Can You Trust AI For Your Health? Here’s What An Expert Thinks

Sure, we don’t have a robot to make our beds (yet), but AI is alive and well in the world. Use it to proofread your writing, enhance your productivity and now, you can consult Dr Chatbot for health advice.

ChatGPT, but make it for health

Per a PWC report, “One of AI’s biggest potential benefits is to help people stay healthy so they don’t need a doctor, or at least not as often.” Already, AI can detect diseases such as cancer. And, the medical devices that appear to us as wearable health-enhancing tech uses AI to maximise our outlook. Here’s looking at you, Fitbit.

Plus, using tech for your health concerns is nothing new. For decades, we’ve been consulting Dr Google for anything from a niggle to a full-on flare-up. But can AI be a panacea for our health needs?

How does ChatGPT work?

ChatGPT is arguably the most well-known and powerful AI in the space. Five days after it launched, the language bot became the fastest consumer application to reach a million users in history. And since then, that number has reached 100 million. That makes ChatGPT a popular alternative to Google for seeking out information and advice.

Using an AI model, ChatGPT has been ‘trained’ to recognise patterns in language that allows it to make ‘predictions’ based on that learning. This is a tool that draws on available information to produce well-articulated answers to almost any question entered into its chat bar, no matter how broad or narrow the question or how detailed the expected response is.

Plus, AI like ChatGPT could lessen the burden on healthcare providers and can provide empathetic, high-quality responses, a study has found.

AI for your health: the problem

But how reliable is the information? What happens when it comes to subject matter that may contain conflicting opinions or biased sources of information? Here it becomes hard to discern the chatbot’s reliability or potential prejudices.

The answers ChatGPT spat out for medical concerns were deemed as good or better than Google’s, per a new study conducted by a UCT professor. But some answers were vague, misleading or just plain made-up.

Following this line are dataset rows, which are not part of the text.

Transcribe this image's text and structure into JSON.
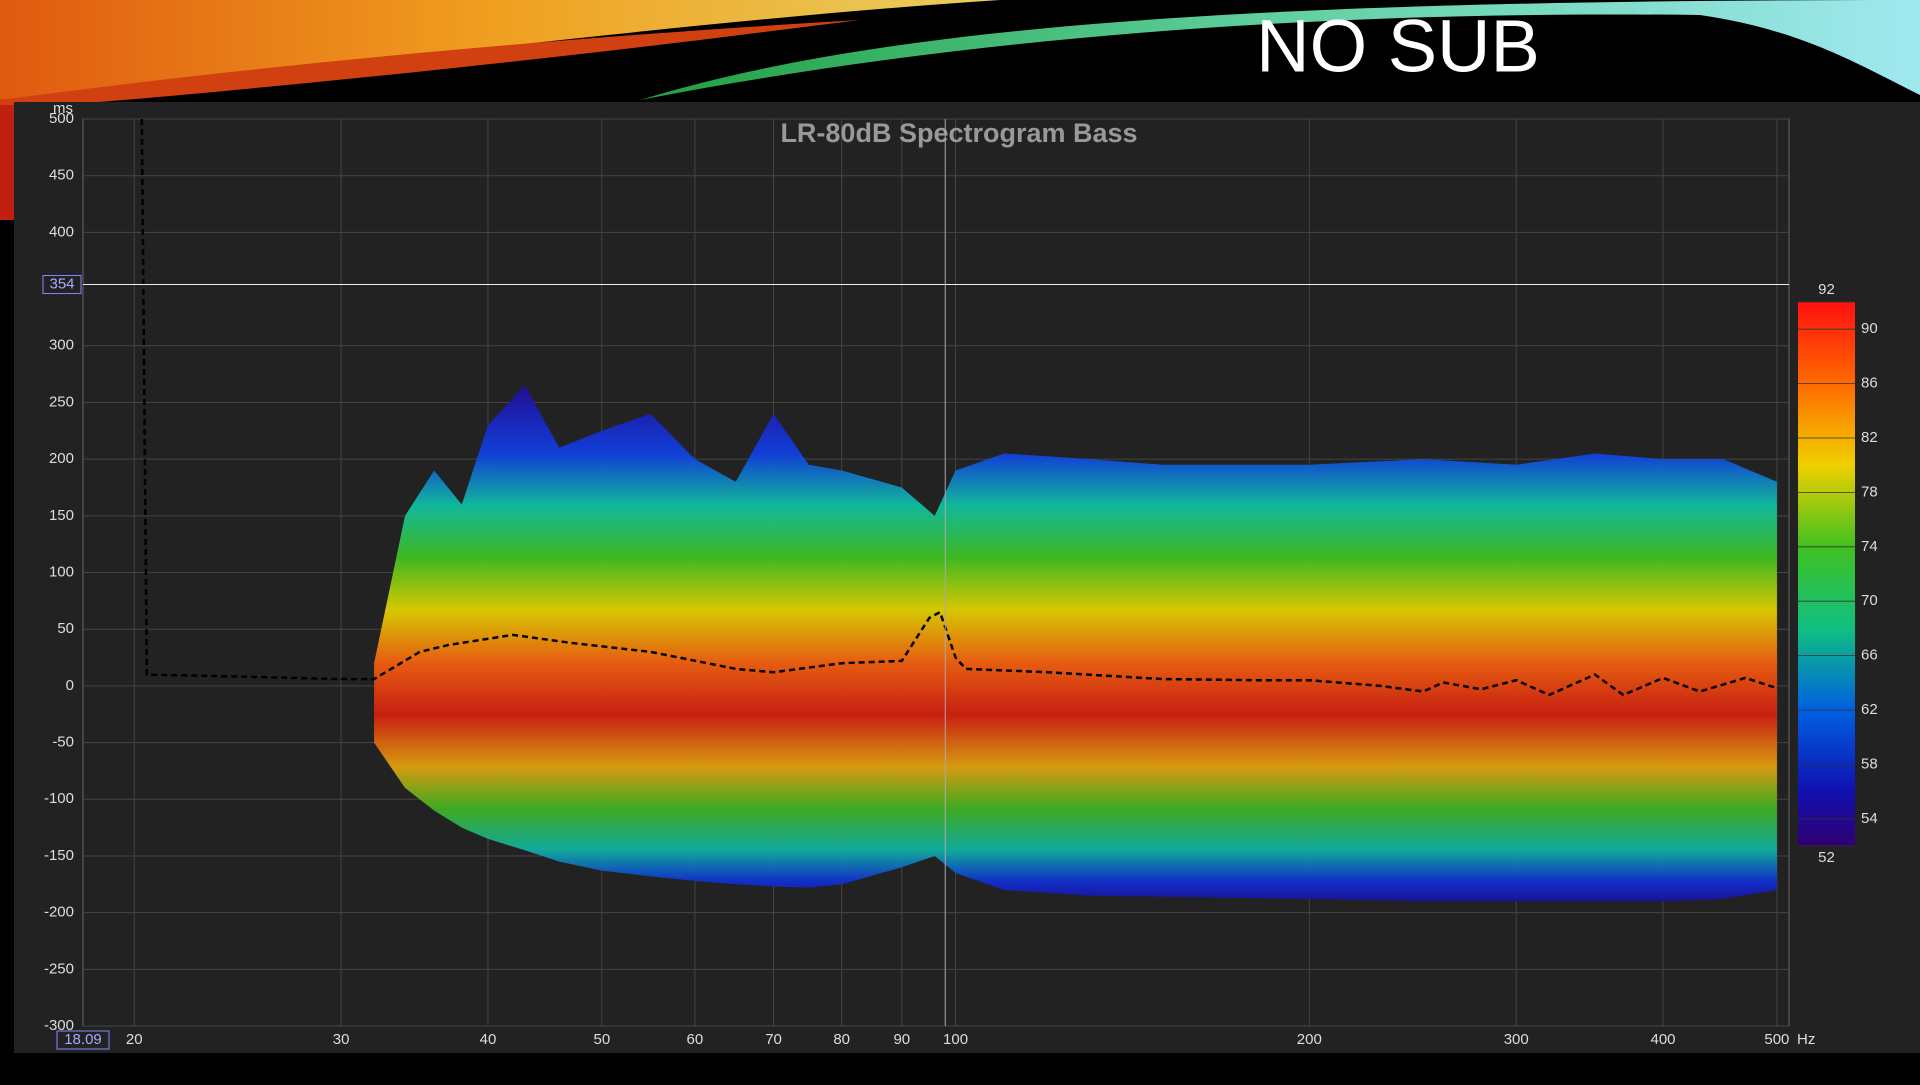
{
  "slide_title": "NO SUB",
  "chart_data": {
    "type": "spectrogram",
    "title": "LR-80dB Spectrogram Bass",
    "x_unit": "Hz",
    "y_unit": "ms",
    "xscale": "log",
    "grid": true,
    "xlim": [
      18.09,
      512
    ],
    "xticks": [
      20,
      30,
      40,
      50,
      60,
      70,
      80,
      90,
      100,
      200,
      300,
      400,
      500
    ],
    "ylim": [
      -300,
      500
    ],
    "yticks": [
      -300,
      -250,
      -200,
      -150,
      -100,
      -50,
      0,
      50,
      100,
      150,
      200,
      250,
      300,
      400,
      450,
      500
    ],
    "cursor_y": 354,
    "cursor_x_readout": 18.09,
    "crosshair_x": 98,
    "colorbar": {
      "lim": [
        52,
        92
      ],
      "ticks": [
        52,
        54,
        58,
        62,
        66,
        70,
        74,
        78,
        82,
        86,
        90,
        92
      ]
    },
    "envelope": {
      "x": [
        32,
        34,
        36,
        38,
        40,
        43,
        46,
        50,
        55,
        60,
        65,
        70,
        75,
        80,
        90,
        96,
        100,
        110,
        130,
        150,
        200,
        250,
        300,
        350,
        400,
        450,
        500
      ],
      "top": [
        20,
        150,
        190,
        160,
        230,
        265,
        210,
        225,
        240,
        200,
        180,
        240,
        195,
        190,
        175,
        150,
        190,
        205,
        200,
        195,
        195,
        200,
        195,
        205,
        200,
        200,
        180
      ],
      "bottom": [
        -50,
        -90,
        -110,
        -125,
        -135,
        -145,
        -155,
        -163,
        -168,
        -172,
        -175,
        -177,
        -178,
        -175,
        -160,
        -150,
        -165,
        -180,
        -185,
        -186,
        -188,
        -190,
        -190,
        -190,
        -190,
        -188,
        -180
      ]
    },
    "line": {
      "x": [
        20.3,
        20.5,
        25,
        30,
        32,
        35,
        37,
        42,
        47,
        55,
        65,
        70,
        80,
        90,
        95,
        97,
        100,
        102,
        120,
        150,
        180,
        200,
        230,
        250,
        260,
        280,
        300,
        320,
        350,
        370,
        400,
        430,
        470,
        500
      ],
      "values": [
        500,
        10,
        8,
        6,
        6,
        30,
        36,
        45,
        38,
        30,
        15,
        12,
        20,
        22,
        60,
        65,
        25,
        15,
        12,
        6,
        5,
        5,
        0,
        -5,
        3,
        -3,
        5,
        -8,
        10,
        -8,
        7,
        -5,
        7,
        -2
      ]
    }
  }
}
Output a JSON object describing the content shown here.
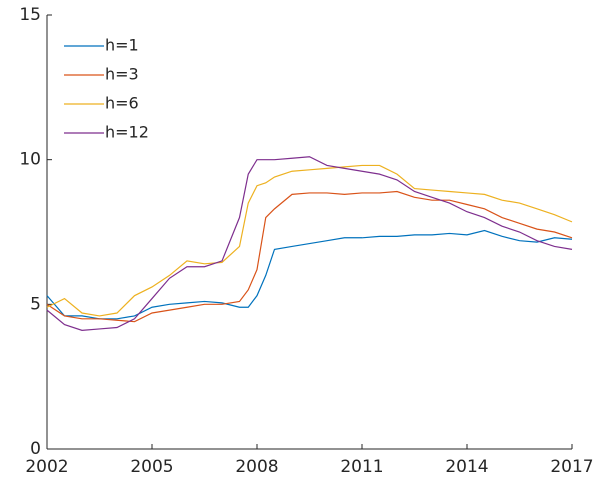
{
  "chart_data": {
    "type": "line",
    "x": [
      2002,
      2002.5,
      2003,
      2003.5,
      2004,
      2004.5,
      2005,
      2005.5,
      2006,
      2006.5,
      2007,
      2007.5,
      2007.75,
      2008,
      2008.25,
      2008.5,
      2009,
      2009.5,
      2010,
      2010.5,
      2011,
      2011.5,
      2012,
      2012.5,
      2013,
      2013.5,
      2014,
      2014.5,
      2015,
      2015.5,
      2016,
      2016.5,
      2017
    ],
    "series": [
      {
        "name": "h=1",
        "color": "#0072bd",
        "values": [
          5.3,
          4.6,
          4.6,
          4.5,
          4.5,
          4.6,
          4.9,
          5.0,
          5.05,
          5.1,
          5.05,
          4.9,
          4.9,
          5.3,
          6.0,
          6.9,
          7.0,
          7.1,
          7.2,
          7.3,
          7.3,
          7.35,
          7.35,
          7.4,
          7.4,
          7.45,
          7.4,
          7.55,
          7.35,
          7.2,
          7.15,
          7.3,
          7.25
        ]
      },
      {
        "name": "h=3",
        "color": "#d95319",
        "values": [
          5.0,
          4.6,
          4.5,
          4.5,
          4.45,
          4.4,
          4.7,
          4.8,
          4.9,
          5.0,
          5.0,
          5.1,
          5.5,
          6.2,
          8.0,
          8.3,
          8.8,
          8.85,
          8.85,
          8.8,
          8.85,
          8.85,
          8.9,
          8.7,
          8.6,
          8.6,
          8.45,
          8.3,
          8.0,
          7.8,
          7.6,
          7.5,
          7.3
        ]
      },
      {
        "name": "h=6",
        "color": "#edb120",
        "values": [
          4.9,
          5.2,
          4.7,
          4.6,
          4.7,
          5.3,
          5.6,
          6.0,
          6.5,
          6.4,
          6.45,
          7.0,
          8.5,
          9.1,
          9.2,
          9.4,
          9.6,
          9.65,
          9.7,
          9.75,
          9.8,
          9.8,
          9.5,
          9.0,
          8.95,
          8.9,
          8.85,
          8.8,
          8.6,
          8.5,
          8.3,
          8.1,
          7.85
        ]
      },
      {
        "name": "h=12",
        "color": "#7e2f8e",
        "values": [
          4.8,
          4.3,
          4.1,
          4.15,
          4.2,
          4.5,
          5.2,
          5.9,
          6.3,
          6.3,
          6.5,
          8.0,
          9.5,
          10.0,
          10.0,
          10.0,
          10.05,
          10.1,
          9.8,
          9.7,
          9.6,
          9.5,
          9.3,
          8.9,
          8.7,
          8.5,
          8.2,
          8.0,
          7.7,
          7.5,
          7.2,
          7.0,
          6.9
        ]
      }
    ],
    "xlim": [
      2002,
      2017
    ],
    "xticks": [
      2002,
      2005,
      2008,
      2011,
      2014,
      2017
    ],
    "ylim": [
      0,
      15
    ],
    "yticks": [
      0,
      5,
      10,
      15
    ],
    "legend": "northwest"
  }
}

Study author Dr Philip Moons, Honorary Professor at UCT’s Department of Paediatrics and Child Health, cautions about using ChatGPT. “It is important to know that ChatGPT is a language model. It’s built to make good texts. It is not made to look things up,” he says.

A thorny issue

On its homepage, ChatGPT includes disclaimers that it may generate incorrect or biased information. Yet, we don’t know when a response is correct or not, how it may have been influenced by the manner in which a question was phrased and when and how it may be influenced by vested interests. And when it comes to health advice, this could amplify certain falsehoods or points of view, or overlook potential blind spots of information. Unlike a Google search that leads you to specific websites, with ChatGPT there is no single source of information which makes it hard to ascertain its credibility.

Already, healthcare services in the US are struggling to adapt to the glitches and failures of AI while dealing with patients in real-time.

“Legislators are currently concerned about the lack of legislation,” says Dr Moons about the questions the use of ChatGPT raises. “I’m sure that governments are dealing with this issue. To the best of my knowledge, there is no uniform framework for it.”

This raises the larger question of accountability. Let’s say a healthcare institution begins using an AI-registered platform, incorporating it into the diagnostic process, and a claim arises. Who answers to any potential liability – the AI itself, the company that developed the programme, the programmers who developed and maintain the algorithm or the healthcare institution that adopted the platform and failed to manage associated risks? Only time will tell.

So… should you use ChatGPT for your health issue?

For now, use caution when consulting ChatGPT for healthcare issues. As always, a real-life doctor’s advice is always the gold standard, rather than what you find on the Internet. Doctors can get a proper look at all the factors that create an issue, instead of what you exclusively input into an AI chat. “I think that healthcare providers need to warn their patients and the lay public that ChatGPT is not made for looking up things,” says Dr Moons.

If you’re desperate, Dr Moons suggests New Bing, an AI-powered search engine made by Microsoft. “It has the functionality of a search engine (like Google), but the technology of ChatGPT is built in. New Bing is meant to look things up. Therefore, it is a safer place to go to than ChatGPT,” he explains.